Bien que ses apôtres eussent compris que la majesté de Dieu était en lui, ils ignoraient encore la
puissance détenue par ce corps qui cachait la Divinité. Et voilà pourquoi il avait promis en termes
propres et précis que certains des disciples présents ne goûteraient pas la mort avant de voir le Fils
de l’homme venir dans son royaume, c’est-à-dire dans l’éclat royal qui convenait spécialement à la
nature humaine qu’il avait prise, et qu’il voulut rendre visible à ces trois hommes. Car pour ce qui
est de la vision ineffable et inaccessible de la Divinité elle-même, vision réservée aux cœurs purs
dans la vie éternelle, des êtres encore revêtus d’une chair mortelle ne pouvaient en aucune façon ni
la contempler ni la voir.

Léon le Grand est précis. Ce que la Transfiguration rend visible, ce n’est pas la
Divinité en soi, car voir Dieu est quelque chose d’impossible sur la terre. Mais les trois
apôtres privilégiés par Jésus voient que son humanité est celle de Dieu, elle est unie à Dieu.
Ils voient que Jésus est Dieu, sans pour autant voir la Divinité de Jésus.
C’est ici qu’on retrouve le thème du voilement/dévoilement dont je vous ai dit qu’il
était si important dans la Transfiguration. En fait, la Transfiguration nous force à réfléchir
sur ce que signifie réellement l’Incarnation. Pourquoi est-ce que le Fils de Dieu se fait
homme ? Pourquoi « le Verbe devient chair », selon les mots de l’évangile de saint Jean ?
La première réponse qui nous vient à l’esprit c’est que la chair fait entrer Dieu dans le
régime de visibilité du monde. Dieu, en soi, est invisible. C’est vrai du Père mais tout autant
du Fils et de l’Esprit-Saint. Mais avec Jésus, nous pouvons voir Dieu, entendre Dieu, toucher
Dieu. C’est la réponse que saint Jean l’évangéliste nous donne et elle est certainement vraie.

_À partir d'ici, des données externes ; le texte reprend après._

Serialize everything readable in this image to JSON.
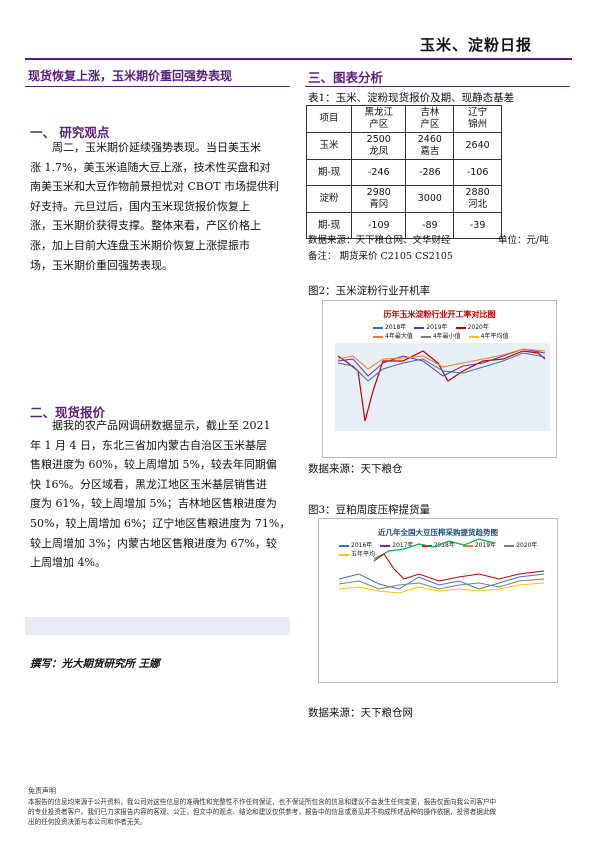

Par exemple à la fin du prologue de l’évangile : « Dieu, personne ne l’a jamais vu ; le Fils
unique, lui qui est Dieu, lui qui est dans le sein du Père, c’est lui qui l’a fait connaître.  » (Jn
1,18) Ou encore le prologue de la Première épître de saint Jean, avec des mots splendides :
« Ce qui était depuis le commencement, ce que nous avons entendu, ce que nous avons vu
de nos yeux, ce que nous avons contemplé et que nos mains ont touché du Verbe de vie,
nous vous l’annonçons. » (1 Jn 1,1)
Donc l’humanité du Christ rend Dieu visible, la chair du Verbe rend le Verbe visible.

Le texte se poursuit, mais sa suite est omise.